An update covering the period 1 November to 28 February confirmed trading continues as anticipated, and that Berkeley Group remains confident of meeting longer-term profit guidance. However, the current environment doesn't support the step up in production its 'markets so badly need'.
The shares fell 5.5% on the morning of the release.
The vote to leave the EU, combined with punitive buy to let stamp duty changes, gave the housing sector the jitters. However, much like other housebuilders, Berkeley has consistently moved to reassure investors. After what it described as a 'hiatus' around the referendum, reservations are recovering from post-referendum lows.
These are encouraging signs. However, there might be a few pages left in the Brexit chapter of the UK housing market story, and London could suffer more than most in any downturn.
For example, at the half year CEO Rob Perrins said "we are appropriately cautious in our investment strategy at present." That caution remains.
While this is clearly something for investors to be aware of, it's worth remembering that management have historically run a tight ship through the cycle.
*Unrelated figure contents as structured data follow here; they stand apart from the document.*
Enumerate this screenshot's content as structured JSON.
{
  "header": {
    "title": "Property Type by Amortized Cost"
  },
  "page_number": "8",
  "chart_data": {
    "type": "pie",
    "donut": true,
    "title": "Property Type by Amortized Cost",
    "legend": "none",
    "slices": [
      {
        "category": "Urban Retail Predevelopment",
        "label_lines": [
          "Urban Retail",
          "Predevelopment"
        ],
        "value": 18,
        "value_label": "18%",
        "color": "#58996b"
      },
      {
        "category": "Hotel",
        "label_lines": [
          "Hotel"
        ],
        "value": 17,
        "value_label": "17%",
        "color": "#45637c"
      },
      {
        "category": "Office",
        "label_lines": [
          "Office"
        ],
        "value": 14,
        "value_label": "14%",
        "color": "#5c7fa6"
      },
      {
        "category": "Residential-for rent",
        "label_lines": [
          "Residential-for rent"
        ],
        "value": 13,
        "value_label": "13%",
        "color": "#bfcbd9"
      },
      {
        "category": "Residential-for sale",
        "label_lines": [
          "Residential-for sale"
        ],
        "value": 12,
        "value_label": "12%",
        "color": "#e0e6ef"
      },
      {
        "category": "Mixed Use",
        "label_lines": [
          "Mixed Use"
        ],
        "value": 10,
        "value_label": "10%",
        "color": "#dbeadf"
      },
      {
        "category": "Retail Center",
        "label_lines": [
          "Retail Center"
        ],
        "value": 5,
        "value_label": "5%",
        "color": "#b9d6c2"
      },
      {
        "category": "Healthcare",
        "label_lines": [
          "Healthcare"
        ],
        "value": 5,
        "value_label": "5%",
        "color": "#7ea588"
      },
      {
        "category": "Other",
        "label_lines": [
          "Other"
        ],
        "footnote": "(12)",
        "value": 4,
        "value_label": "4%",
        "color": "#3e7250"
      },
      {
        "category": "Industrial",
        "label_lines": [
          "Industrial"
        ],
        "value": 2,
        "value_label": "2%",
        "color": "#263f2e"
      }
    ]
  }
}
Part of the reason the group is now enjoying high margins is the way it managed the fallout from the last crisis. Long-term, Berkeley's expertise in developing sites others find too challenging should serve it well.
The group's significant forward sales and healthy balance sheet will boost confidence in the recently re-jigged capital returns plans too. Since 2011, the group has returned £9.34 per share, and we can expect another £7, or just shy of 20% of current market cap, by 2021- through a combination of dividends and share buy-backs. The prospective yield is 5%.
The shares trade on1.9 times forward book value, one of the more conservative ways of valuing housebuilders. That's above the long-term average of 1.7 times.
Berkeley says the fundamentals of the London and South East property market remain attractive, but flagged high transaction costs, the complexities of getting on-site after planning approval and prevailing economic uncertainty as headwinds.
These factors mean the group's cautious approach of acquiring land selectively will remain unchanged for the remainder of the year. With investment levels stable, continued cash generation will likely see net cash swell beyond the £632.8m reported at the half-year.
The policy of splitting investor returns between buybacks and cash dividends saw the group declare a dividend of 56.75p per share (£76.3m) with share buybacks totalling £62.9m. Berkeley plans on returning another £139.2m by 30 September 2018.
Looking ahead, Berkeley said it "expects forward sales above £2bn at 30 April 2018 and this resilient position, coupled with its well-located sites and strong balance sheet, enables the Board to reaffirm its guidance to deliver at least £3.3bn of pre-tax profits for the five year period from 1 May 2016."
Unless otherwise stated estimates, including prospective yields, are a consensus of analyst forecasts provided by Thomson Reuters. These estimates are not a reliable indicator of future performance. Yields are variable and not guaranteed. Investments rise and fall in value so investors could make a loss.